Perhaps Israel was occupying land that most of the world thought should be ruled by Palestinians, but at the very moment that the Goldstone Commission was being called into existence, the People’s Republic of China was suppressing protests in the captive nation of Tibet by means of mass arrests and executions. This evoked scarcely a whisper of international protest although Israeli abuses of Palestinians paled in comparison to the Chinese treatment of Tibet.  Indeed, were China to grant the Tibetans what Israel had offered the Palestinians, the Dalai Lama would have danced for joy.

The contrast between the world’s treatment of China and of Israel suggested that the true reason for the anathemas heaped upon the Jewish state was not that Israel was so strong but that it was not strong enough.

For every Jew in the world, there are 100 Muslims. While Israel is the only Jewish state, 57 states belong to the Organization of Islamic Cooperation. The Arabs had been unable to translate these advantages into military strength, but they learned to make them pay off in political clout.
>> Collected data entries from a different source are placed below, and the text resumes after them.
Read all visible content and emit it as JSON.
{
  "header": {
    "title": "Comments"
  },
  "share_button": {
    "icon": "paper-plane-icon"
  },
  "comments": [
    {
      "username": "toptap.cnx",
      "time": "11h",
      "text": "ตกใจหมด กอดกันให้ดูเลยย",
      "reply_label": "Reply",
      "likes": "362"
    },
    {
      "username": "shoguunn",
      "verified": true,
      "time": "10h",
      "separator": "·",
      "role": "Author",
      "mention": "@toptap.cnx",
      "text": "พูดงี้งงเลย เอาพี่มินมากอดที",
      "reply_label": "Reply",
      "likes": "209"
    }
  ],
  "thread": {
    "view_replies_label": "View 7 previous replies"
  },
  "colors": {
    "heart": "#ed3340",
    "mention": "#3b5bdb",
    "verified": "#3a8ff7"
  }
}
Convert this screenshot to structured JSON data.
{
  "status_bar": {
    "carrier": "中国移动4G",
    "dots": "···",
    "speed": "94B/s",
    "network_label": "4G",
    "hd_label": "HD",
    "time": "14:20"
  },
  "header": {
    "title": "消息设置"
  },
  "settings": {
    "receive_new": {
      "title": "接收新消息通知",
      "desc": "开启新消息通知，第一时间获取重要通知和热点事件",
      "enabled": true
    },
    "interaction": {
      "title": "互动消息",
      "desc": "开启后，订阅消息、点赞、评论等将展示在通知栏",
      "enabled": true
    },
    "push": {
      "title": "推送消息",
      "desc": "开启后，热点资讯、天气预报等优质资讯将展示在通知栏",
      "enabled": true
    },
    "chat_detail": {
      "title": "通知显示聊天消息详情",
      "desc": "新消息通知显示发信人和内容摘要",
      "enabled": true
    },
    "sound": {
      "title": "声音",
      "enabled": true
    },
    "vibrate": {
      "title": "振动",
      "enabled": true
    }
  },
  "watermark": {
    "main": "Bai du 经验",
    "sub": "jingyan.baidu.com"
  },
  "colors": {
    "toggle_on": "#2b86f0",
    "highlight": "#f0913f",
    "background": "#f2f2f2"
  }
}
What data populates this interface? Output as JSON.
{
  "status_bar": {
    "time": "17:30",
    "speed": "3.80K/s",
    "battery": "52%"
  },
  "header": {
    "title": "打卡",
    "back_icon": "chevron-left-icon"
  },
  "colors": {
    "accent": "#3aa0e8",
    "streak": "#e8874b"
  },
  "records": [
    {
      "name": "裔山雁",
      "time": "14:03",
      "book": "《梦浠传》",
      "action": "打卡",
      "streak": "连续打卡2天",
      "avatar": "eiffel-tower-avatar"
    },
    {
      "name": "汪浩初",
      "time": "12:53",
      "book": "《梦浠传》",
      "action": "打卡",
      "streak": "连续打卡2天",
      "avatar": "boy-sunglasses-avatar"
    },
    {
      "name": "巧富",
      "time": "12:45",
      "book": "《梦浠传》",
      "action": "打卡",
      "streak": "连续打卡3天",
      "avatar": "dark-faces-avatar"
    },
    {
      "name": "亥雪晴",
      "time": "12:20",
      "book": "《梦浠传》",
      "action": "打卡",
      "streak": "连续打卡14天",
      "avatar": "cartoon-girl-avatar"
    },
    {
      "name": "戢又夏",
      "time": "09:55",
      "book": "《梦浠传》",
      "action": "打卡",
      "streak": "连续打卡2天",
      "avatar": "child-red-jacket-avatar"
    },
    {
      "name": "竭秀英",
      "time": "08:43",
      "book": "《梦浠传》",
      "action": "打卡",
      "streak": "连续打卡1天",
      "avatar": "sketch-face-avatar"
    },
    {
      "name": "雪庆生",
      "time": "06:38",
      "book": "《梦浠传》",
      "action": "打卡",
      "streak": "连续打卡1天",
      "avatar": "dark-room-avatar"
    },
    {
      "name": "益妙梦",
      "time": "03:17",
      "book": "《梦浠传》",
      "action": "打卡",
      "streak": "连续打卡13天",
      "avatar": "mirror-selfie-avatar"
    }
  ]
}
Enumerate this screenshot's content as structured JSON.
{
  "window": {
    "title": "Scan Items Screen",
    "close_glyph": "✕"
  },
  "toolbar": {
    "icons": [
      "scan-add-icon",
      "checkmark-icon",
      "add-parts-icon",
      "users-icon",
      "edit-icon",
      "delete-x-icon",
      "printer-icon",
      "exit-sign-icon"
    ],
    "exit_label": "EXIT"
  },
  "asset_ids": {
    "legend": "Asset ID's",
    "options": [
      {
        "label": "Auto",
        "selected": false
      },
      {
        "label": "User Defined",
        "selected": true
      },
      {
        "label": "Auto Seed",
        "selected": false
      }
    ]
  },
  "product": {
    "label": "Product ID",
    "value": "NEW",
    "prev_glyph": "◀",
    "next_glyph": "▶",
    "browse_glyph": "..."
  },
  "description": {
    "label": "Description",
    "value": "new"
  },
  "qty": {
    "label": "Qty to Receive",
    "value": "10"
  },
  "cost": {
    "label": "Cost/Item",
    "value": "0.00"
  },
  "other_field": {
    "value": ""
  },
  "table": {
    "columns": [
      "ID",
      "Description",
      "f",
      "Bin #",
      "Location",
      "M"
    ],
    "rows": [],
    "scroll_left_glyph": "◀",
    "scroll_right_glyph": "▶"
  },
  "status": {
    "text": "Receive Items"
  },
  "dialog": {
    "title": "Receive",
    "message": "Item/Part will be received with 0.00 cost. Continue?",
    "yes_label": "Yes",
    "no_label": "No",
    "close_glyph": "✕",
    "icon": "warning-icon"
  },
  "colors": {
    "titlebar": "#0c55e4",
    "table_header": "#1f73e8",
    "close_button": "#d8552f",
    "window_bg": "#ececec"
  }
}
They threatened those who crossed them with terrorism, oil cutoffs, and economic boycotts; and the power of their diplomatic bloc, which largely controlled the UN through the Non-Aligned Movement.

While people and countries quite often respond cravenly to such incentives, they seldom like to admit it even to themselves. What made it easier in this case was the rise of a new paradigm of progressive thought: multiculturalism or race-consciousness. The struggle of “the rest against the West,” or of “people of color” against “the white man” replaced the older model of proletariat versus bourgeoisie as the central moral drama of world history.  In this paradigm, the Arabs, notwithstanding their regressive social and political practices, assumed a place among the forces of virtue and progress while the Israelis were consigned to the ranks of the villains and reactionaries.

Championed by the Left’s networks of organizations and intellectuals, a Palestinian state became a kind of Holy Grail to enlightened opinion, even while almost no one gave a fig for the aspirations of the Kurds or Tibetans or numerous other bereft peoples. Whether this state would rise alongside Israel or in place of it was of secondary concern.

Joshua Muravchik, a Fellow at the Johns Hopkins University School for Advanced International Studies, is the author of many articles and eleven books, most recently Making David Into Goliath: How the World Turned Against Israel, from which this is adapted, and the eBook, Liberal Oasis: The Truth About Israel.